To be summarizing it. Languages like Perl and Python are slow because they do a lot of work out of the box that languages like C don't. There fore when you talk of talk of translating Python to C, or Perl to C. Essentially what you are talking of is translating all that extra action back into C, which will run as fast as Perl or Python itself.

The more you make it easy for the compiler to interpret the faster it can run and vice versa.

Python is slow for the very reason its famous, its easy for the programmer.

Lisp and Smalltalk like languages run circles around Python and Perl performance.

Enjoy the same powerful features, have JIT and AOT compilers to native code.

It all boils down to how much the language designers care about performance.

And also how much the language designers care about proper language design.
I'm not sure if this really answers the question though. There are plenty of languages that do more work than C does that are not as slow as python. Do they do less work than python? Maybe, but they certainly do more work than C. The question is, even if they do less work than python, is the extra work python doing valuable to you?
Lua is almost as dynamic and flexible as Python and is very easy for the programmer. LuaJIT's performance is close to that of C.
I think part of the reason for this, though, is that Lua is a very "thin" language. It purposefully doesn't have a lot of fancy features (I mean, come on, it literally has one composite datatype, and you're supposed to use them [tables] for everything from arrays to maps to full objects). By removing a lot of assumptions that make Python "easy", Lua has made it much easier to write optimizing JITers and compilers since runtime behavior is (perhaps a little paradoxically) easier to predict. And it doesn't make Lua any less "easy" a language, it's just a different set of rules to follow. Guido's hunt for the simplest programming language possible is noble, but sometimes it causes poor decisions to be made imho.
Well, just want to say for one example here, why Python is hard to speedup than JS.

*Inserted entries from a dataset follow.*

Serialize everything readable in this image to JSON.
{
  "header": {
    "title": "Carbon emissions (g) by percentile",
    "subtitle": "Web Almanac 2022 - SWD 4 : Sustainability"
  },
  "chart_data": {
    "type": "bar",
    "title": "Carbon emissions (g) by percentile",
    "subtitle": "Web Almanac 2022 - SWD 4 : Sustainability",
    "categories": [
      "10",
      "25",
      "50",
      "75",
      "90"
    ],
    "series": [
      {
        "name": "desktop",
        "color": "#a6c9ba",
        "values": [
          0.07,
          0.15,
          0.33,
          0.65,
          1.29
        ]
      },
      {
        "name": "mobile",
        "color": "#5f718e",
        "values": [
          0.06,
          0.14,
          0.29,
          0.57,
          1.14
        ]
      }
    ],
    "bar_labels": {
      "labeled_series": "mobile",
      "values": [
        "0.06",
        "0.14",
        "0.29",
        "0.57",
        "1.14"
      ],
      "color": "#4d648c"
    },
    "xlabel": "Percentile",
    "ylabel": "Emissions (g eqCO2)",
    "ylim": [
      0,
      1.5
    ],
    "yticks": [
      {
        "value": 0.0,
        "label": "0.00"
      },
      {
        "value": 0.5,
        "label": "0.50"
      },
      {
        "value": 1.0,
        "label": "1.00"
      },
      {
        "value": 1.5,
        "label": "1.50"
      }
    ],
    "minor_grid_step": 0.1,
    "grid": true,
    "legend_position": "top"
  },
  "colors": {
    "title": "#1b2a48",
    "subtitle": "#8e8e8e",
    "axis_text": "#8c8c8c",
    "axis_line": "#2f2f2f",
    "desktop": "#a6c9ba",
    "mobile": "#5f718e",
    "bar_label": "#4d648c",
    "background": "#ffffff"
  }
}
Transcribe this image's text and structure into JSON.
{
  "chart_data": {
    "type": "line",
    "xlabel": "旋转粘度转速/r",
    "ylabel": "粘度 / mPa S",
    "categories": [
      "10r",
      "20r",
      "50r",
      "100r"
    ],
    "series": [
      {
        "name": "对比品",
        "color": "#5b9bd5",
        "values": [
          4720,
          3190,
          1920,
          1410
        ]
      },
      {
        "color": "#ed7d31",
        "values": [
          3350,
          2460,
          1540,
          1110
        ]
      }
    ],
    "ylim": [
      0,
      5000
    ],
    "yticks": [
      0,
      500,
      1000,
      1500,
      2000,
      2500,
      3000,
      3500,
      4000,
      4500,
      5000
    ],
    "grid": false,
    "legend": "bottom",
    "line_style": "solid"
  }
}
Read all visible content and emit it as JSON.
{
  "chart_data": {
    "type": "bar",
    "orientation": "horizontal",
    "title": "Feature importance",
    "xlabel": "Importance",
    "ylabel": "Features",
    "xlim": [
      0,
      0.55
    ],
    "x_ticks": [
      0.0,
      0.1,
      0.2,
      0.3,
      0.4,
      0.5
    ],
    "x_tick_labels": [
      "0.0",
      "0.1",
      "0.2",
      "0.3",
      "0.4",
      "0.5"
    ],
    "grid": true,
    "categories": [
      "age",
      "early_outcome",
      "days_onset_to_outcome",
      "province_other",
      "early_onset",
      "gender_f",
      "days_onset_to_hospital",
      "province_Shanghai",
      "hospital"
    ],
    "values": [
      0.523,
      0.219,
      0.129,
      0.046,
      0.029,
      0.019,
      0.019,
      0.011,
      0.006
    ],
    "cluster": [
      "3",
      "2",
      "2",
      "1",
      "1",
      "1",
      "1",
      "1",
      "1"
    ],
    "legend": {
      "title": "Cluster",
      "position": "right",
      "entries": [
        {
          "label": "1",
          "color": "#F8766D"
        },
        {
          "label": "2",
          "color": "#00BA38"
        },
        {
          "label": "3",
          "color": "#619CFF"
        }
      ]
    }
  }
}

In Python, essentially every object is a dictionary. And behavior like, "x.y = 'z'" is legal, meaning pretty much everything could be put into object x without declaration ahead of time, at all. While, not very sure, JS doesn't allow such behavior, you can still do assignment, but assessing will yield undefined.

The above behavior come as default(you can use __slot__ for sure, but compiler can't assume that) is pretty problematic for optimization, compiler simply won't know where to locate a specific variable ahead-of-time, so it cannot substitute the variable access using a pointer offset, it will have to go through a hash lookup, which comparing to the offset alternative, is magnitude slower.

Except that LuaJIT does something close to just a pointer offset. The trick it uses is to use a hash function that is known by the compiler so when you have a constant key ("y" in this case) the hash table set is compiled down to 3 instructions (imagine hash("y") = 0xa7):

1. Load whatever necessary to check if x[0xa7] is occupied 2. Branch to slow path if occupied 3. Store x[0xa7] = 'z'

And a modern super-scalar CPU will even do some of this in parallel.

You can generally do that in JS as well. (Added properties are sometimes called "expandos".)
True. Just find out. But Chrome's console yield undefined to me...Weird.

Edit: find the reason. It is because I am trying to assign a property to int. Seems JS won't allow this to primitive type?

Edit: Python won't allow assignment to primitive type bject either. The handling is the same.